Carissimo direttore,
“Il povero porta sempre nel suo Dna la cifra di una dignità umana che nemmeno le difficoltà più grosse possono cancellare”, così mi ripeteva spesso monsignor Vincenzo Noto, scomparso il 18 dicembre 2013.
Onorarne la memoria è per me come fare un salto in un passato ricco di impegno, di passione, di speranza in una città più solidale.
Come direttore della Caritas monsignor Noto si adoperò con intelligenza e determinazione per renderla più funzionale ai bisogni del territorio e della diocesi. Ricordo bene il suo impegno per unificare le iniziative dei vari gruppi parrocchiali e per richiamare tutti ad una più corretta concezione della carità.
La Caritas non era soltanto la mensa per i poveri, pur importante, ma prendersene cura significava parlare con loro, guardarli negli occhi ed aiutarli a liberarsi della loro condizione. Monsignor Noto ha insegnato che non bisogna mai mettersi dietro la scrivania, ma occorre sedersi accanto a loro per cercare insieme una soluzione possibile, non per pensare per loro, ma con loro. Il povero non è un arido numero, ma dietro quel numero ci sono povertà, solitudine, umiliazioni, sacrifici che impongono capacità di compassione e condivisione, di farsi carico dei suoi sentimenti, delle sue sofferenze, delle sue speranze, delle sue delusioni. La sua anima profondamente missionaria lo sollecitò a prendere l’iniziativa, ad andare incontro ai lontani. Con entusiasmo e generosità si adoperò per la realizzazione di una scuola ed altre opere caritative in un villaggio della Tanzania. Egli privilegiò così una forma di carità non asettica e tiepida, ma creativa, appassionata, aperta al nuovo ed attenta alle esigenze più intime degli uomini.
In tal modo, monsignor Noto si dimostrò capace di scrutare i segni dei tempi, di volere andare verso le periferie esistenziali e contro la globalizzazione dell’indifferenza. In linea con quanto oggi viene auspicato da papa Francesco, seppe andare al di là del puro assistenzialismo o delle mere enunciazioni teoriche impegnandosi concretamente ad avviare processi ed allargare orizzonti.
Per contribuire concretamente alla costruzione di una città più giusta e solidale, monsignor Noto si adoperò anche per assicurare una solida formazione culturale e socio-politica ai giovani per una rinnovata classe dirigente.
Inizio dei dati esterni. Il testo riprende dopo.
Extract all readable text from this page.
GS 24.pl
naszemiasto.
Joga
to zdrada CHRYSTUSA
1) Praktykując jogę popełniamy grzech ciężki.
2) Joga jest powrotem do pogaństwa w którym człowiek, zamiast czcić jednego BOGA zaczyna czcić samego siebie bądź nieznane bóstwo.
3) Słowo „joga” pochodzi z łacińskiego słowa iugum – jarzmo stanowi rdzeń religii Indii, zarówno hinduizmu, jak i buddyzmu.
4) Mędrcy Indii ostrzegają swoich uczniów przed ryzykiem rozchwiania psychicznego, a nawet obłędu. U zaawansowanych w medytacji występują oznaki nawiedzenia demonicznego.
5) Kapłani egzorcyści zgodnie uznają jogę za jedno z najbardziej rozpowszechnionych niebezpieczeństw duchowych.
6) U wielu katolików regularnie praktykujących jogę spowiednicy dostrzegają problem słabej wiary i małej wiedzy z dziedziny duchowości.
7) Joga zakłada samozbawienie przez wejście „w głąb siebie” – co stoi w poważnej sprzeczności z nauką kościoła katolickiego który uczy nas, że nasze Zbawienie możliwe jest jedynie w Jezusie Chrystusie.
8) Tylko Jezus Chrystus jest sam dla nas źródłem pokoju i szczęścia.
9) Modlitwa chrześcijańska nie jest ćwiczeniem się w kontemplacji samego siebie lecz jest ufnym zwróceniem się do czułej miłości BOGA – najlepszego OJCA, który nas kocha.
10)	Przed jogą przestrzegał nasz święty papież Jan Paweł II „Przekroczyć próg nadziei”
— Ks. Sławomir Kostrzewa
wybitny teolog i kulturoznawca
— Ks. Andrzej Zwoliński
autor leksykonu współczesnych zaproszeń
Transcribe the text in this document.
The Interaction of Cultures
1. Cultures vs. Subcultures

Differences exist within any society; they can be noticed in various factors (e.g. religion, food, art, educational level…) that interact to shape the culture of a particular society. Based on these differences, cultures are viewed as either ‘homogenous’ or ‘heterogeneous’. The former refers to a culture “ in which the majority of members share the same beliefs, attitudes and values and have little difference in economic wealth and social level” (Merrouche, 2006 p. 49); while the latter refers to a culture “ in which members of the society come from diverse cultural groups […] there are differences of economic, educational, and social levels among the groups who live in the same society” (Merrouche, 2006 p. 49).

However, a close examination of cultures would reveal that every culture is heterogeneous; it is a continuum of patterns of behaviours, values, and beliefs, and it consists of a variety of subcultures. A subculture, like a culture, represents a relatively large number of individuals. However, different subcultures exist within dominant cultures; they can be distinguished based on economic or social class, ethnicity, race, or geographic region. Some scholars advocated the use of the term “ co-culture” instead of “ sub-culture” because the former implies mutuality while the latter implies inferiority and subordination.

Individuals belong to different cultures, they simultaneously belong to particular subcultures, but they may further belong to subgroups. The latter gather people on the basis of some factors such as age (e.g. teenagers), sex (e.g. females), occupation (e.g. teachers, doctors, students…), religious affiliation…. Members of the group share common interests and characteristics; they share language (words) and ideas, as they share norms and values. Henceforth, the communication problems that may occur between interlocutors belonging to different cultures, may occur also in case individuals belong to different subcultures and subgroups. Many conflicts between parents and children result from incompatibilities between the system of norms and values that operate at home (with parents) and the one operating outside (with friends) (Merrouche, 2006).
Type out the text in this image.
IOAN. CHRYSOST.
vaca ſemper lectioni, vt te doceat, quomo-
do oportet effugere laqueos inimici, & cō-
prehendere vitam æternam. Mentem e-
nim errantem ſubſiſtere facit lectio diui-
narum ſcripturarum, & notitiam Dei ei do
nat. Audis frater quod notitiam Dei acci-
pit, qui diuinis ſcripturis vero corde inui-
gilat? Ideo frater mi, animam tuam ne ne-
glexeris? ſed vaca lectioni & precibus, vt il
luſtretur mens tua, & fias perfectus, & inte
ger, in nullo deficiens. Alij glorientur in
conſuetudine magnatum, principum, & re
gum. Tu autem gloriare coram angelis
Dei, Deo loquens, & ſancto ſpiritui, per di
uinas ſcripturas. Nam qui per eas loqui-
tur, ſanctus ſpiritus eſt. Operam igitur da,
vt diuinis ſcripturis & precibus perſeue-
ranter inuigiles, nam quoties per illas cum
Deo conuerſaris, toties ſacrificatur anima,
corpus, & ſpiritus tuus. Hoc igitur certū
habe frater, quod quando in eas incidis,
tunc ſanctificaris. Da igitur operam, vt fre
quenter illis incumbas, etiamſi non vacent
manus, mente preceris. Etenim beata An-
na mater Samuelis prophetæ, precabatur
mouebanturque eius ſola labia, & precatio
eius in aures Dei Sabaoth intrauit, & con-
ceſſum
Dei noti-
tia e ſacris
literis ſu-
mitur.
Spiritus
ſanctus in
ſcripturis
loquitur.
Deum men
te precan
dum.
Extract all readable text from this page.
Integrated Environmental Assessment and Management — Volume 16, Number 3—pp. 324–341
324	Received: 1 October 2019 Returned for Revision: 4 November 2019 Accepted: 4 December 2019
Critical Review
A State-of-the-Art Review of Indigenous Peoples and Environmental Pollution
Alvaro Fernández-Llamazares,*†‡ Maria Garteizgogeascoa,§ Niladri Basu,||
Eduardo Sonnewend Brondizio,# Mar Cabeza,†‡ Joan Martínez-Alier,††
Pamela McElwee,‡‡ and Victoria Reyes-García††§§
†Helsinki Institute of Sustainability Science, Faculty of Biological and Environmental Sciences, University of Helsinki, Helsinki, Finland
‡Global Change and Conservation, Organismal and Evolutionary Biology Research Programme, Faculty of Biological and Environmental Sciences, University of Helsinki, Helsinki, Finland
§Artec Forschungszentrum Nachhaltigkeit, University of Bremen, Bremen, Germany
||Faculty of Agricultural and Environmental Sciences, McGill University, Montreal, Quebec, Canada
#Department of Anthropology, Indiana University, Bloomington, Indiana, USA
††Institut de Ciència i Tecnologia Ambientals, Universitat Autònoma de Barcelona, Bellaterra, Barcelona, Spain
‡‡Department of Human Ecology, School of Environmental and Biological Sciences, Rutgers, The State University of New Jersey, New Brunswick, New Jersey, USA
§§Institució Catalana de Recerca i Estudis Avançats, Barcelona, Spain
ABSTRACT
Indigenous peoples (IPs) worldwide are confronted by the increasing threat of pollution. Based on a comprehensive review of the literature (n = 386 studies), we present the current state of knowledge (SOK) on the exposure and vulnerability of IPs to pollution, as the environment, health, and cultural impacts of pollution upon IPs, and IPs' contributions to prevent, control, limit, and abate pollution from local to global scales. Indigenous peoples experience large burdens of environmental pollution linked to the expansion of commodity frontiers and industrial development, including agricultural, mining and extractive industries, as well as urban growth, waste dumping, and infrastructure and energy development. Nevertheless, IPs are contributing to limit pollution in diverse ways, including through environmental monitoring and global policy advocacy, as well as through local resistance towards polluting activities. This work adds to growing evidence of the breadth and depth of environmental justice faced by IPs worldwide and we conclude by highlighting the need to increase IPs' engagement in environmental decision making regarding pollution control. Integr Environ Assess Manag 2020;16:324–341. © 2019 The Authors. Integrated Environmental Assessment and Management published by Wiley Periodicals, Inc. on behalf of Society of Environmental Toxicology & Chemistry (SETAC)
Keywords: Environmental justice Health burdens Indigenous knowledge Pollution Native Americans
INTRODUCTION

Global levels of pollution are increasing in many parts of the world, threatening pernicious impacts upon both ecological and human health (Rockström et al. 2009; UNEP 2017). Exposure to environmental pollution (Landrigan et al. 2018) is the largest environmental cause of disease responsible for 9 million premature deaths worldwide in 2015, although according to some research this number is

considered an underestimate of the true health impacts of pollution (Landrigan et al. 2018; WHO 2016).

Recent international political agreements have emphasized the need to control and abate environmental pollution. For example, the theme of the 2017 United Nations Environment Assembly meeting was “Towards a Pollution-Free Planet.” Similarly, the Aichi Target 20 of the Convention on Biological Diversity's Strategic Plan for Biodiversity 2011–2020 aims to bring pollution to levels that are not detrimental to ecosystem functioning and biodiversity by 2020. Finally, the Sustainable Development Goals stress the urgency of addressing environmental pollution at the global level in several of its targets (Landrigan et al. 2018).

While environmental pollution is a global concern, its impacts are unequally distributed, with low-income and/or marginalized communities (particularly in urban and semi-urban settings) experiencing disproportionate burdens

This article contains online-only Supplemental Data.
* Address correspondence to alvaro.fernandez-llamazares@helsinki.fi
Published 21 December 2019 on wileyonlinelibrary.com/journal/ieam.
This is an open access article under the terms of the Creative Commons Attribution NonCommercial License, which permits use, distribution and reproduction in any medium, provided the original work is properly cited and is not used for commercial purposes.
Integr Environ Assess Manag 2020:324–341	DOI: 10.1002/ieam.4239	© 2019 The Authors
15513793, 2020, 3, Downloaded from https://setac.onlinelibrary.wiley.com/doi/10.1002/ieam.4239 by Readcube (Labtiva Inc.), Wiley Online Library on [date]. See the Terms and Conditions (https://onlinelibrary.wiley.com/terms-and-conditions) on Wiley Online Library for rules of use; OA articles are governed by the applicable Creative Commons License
A tal fine, diede vita all’Istituto di Magistero sociale “Luigi Sturzo”, nella convinzione che la politica deve fondarsi su valori come la tensione etica, lo spirito di servizio, lo spirito comunitario. In tale circostanza ho avuto anch’io il privilegio di poter fruire delle lezioni di illustri studiosi e protagonisti della vita politica nazionale come Piersanti Mattarella. Furono preziose opportunità di educare alla “ migliore politica” di cui oggi si sente la mancanza e che, sempre per papa Francesco, deve essere capace di prendersi cura di tutte le fragilità e di ogni effetto sociale della cultura dello scarto.
Sono stato a fargli visita negli ultimi mesi della sua vita, un tempo segnato da una indicibile sofferenza. Eppure anche in quella circostanza mi stupì perché ancora coltivava progetti per il futuro della Caritas. Dopo la sua scomparsa la Caritas ha continuato a curare il coordinamento delle opere assistenziali, ad essere un riferimento certo per le persone più vulnerabili e fragili, per coloro che sono piegati dal dolore e dalla sofferenza.
Auspico che anche in questo difficile tempo di pandemia ed in prossimità del Santo Natale, l’esempio e la testimonianza di monsignor Noto possano continuare ad essere una guida per noi tutti affinchè i valori della condivisione, dell’impegno, del volontariato siano sempre più presenti nella nostra comunità.